MANILA (Reuters) - A province of islands in the southern Philippines will seal itself off for an initial two weeks from Monday to keep out a new COVID-19 variant found in nearby Malaysia, its governor said.
Sulu, home to more than 900,000 people, currently has just two known active cases of the coronavirus, from 242 so far recorded, of which 12 were deaths.
"This is for securing our shores from the reported COVID-19 strain in Sabah, Malaysia considering we are so near," Sulu Governor Abdusakur Tan told ANC news channel on Thursday.

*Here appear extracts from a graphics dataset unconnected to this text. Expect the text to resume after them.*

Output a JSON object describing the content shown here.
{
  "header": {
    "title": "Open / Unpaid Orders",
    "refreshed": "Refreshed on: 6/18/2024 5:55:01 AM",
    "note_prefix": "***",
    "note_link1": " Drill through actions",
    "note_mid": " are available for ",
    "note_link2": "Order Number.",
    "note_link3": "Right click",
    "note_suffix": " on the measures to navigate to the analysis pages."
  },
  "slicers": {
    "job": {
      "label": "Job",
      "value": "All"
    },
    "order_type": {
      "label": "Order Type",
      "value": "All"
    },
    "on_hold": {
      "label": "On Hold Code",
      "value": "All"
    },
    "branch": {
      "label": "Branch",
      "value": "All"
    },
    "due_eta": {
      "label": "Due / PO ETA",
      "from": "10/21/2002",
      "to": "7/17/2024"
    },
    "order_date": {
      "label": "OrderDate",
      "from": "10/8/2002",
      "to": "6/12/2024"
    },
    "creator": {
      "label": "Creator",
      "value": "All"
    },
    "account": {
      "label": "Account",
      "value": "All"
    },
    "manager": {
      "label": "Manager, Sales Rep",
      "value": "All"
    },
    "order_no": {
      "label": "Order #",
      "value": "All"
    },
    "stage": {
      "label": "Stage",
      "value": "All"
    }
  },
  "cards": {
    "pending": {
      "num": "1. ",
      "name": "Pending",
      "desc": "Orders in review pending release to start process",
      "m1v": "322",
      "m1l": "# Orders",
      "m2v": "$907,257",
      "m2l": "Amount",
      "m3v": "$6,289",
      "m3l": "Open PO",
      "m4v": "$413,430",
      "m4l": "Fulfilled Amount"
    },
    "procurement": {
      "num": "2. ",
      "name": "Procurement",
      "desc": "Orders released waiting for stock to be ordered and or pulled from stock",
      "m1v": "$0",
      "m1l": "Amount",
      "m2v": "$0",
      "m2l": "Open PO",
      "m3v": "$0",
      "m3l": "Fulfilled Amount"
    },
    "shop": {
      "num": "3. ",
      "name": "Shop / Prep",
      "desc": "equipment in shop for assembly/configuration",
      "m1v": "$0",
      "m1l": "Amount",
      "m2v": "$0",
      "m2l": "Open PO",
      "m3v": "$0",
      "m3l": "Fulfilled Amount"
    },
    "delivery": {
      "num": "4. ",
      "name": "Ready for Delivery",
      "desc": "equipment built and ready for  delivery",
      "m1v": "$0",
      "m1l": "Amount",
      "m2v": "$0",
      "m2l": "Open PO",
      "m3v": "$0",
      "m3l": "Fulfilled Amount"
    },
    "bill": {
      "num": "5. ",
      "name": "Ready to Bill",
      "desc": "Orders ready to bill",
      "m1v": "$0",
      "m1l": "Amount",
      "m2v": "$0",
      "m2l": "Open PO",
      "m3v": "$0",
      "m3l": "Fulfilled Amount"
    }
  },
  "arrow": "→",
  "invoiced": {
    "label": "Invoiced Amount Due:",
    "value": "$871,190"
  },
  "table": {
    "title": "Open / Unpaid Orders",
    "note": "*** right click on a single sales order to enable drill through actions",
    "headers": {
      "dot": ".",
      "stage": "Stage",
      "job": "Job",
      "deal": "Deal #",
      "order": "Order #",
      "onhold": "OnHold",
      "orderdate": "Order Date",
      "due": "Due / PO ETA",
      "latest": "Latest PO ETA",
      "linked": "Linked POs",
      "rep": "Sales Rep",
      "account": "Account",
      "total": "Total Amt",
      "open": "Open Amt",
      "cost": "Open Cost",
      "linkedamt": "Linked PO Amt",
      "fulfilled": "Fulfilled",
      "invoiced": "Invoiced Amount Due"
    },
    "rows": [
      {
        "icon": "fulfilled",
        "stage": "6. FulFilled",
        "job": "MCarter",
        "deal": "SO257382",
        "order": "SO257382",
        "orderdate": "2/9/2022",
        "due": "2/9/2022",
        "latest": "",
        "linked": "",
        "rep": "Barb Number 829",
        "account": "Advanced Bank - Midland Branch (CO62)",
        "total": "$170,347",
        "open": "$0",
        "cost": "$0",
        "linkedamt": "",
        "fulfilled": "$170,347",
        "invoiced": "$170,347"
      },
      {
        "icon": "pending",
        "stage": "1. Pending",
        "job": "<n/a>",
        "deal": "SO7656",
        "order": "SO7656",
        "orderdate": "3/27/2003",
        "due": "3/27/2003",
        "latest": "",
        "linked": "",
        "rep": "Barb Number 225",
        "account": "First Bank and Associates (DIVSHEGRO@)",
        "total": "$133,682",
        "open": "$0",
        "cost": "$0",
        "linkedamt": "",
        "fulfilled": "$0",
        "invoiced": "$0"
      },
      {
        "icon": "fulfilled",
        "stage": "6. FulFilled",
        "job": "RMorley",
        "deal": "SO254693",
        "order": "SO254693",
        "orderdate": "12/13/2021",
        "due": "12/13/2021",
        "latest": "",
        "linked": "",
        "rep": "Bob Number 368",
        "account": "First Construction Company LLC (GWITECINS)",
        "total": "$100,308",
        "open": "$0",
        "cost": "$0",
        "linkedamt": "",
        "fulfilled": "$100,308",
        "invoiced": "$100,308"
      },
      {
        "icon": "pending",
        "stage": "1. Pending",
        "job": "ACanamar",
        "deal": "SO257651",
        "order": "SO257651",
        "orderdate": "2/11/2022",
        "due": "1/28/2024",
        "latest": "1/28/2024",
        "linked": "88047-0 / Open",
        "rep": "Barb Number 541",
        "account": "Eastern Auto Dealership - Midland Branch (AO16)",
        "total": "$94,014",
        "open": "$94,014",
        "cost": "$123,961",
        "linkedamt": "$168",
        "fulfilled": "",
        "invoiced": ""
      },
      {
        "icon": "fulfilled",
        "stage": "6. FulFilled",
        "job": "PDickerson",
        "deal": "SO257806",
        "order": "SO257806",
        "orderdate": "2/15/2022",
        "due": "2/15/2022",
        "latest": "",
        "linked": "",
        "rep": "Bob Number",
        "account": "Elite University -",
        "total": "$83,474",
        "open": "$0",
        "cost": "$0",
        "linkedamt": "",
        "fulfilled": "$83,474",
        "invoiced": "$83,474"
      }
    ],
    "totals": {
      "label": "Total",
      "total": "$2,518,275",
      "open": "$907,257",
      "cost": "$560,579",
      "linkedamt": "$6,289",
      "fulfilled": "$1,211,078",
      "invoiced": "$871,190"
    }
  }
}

A top Malaysian health official last week it had found a new variant in the country, but had yet to detect the highly infectious variant that was originally discovered in Britain.
Sulu has requested the national government provide more vessels and helicopters to monitor its sea borders with Sabah in Malaysia.
The lockdown will be in place from Jan. 4 to Jan. 17 but could be extended, Tan said. Residents not currently on the islands would be denied entry from Monday.
The Philippines has had more than 472,000 infections overall, among the highest caseloads in Southeast Asia, mostly in the capital Manila.
Despite strict entry and quarantine requirements on entry via its international airports, its vast southern sea borders are notoriously porous, with long established trade and travel routes between its islands and Sabah.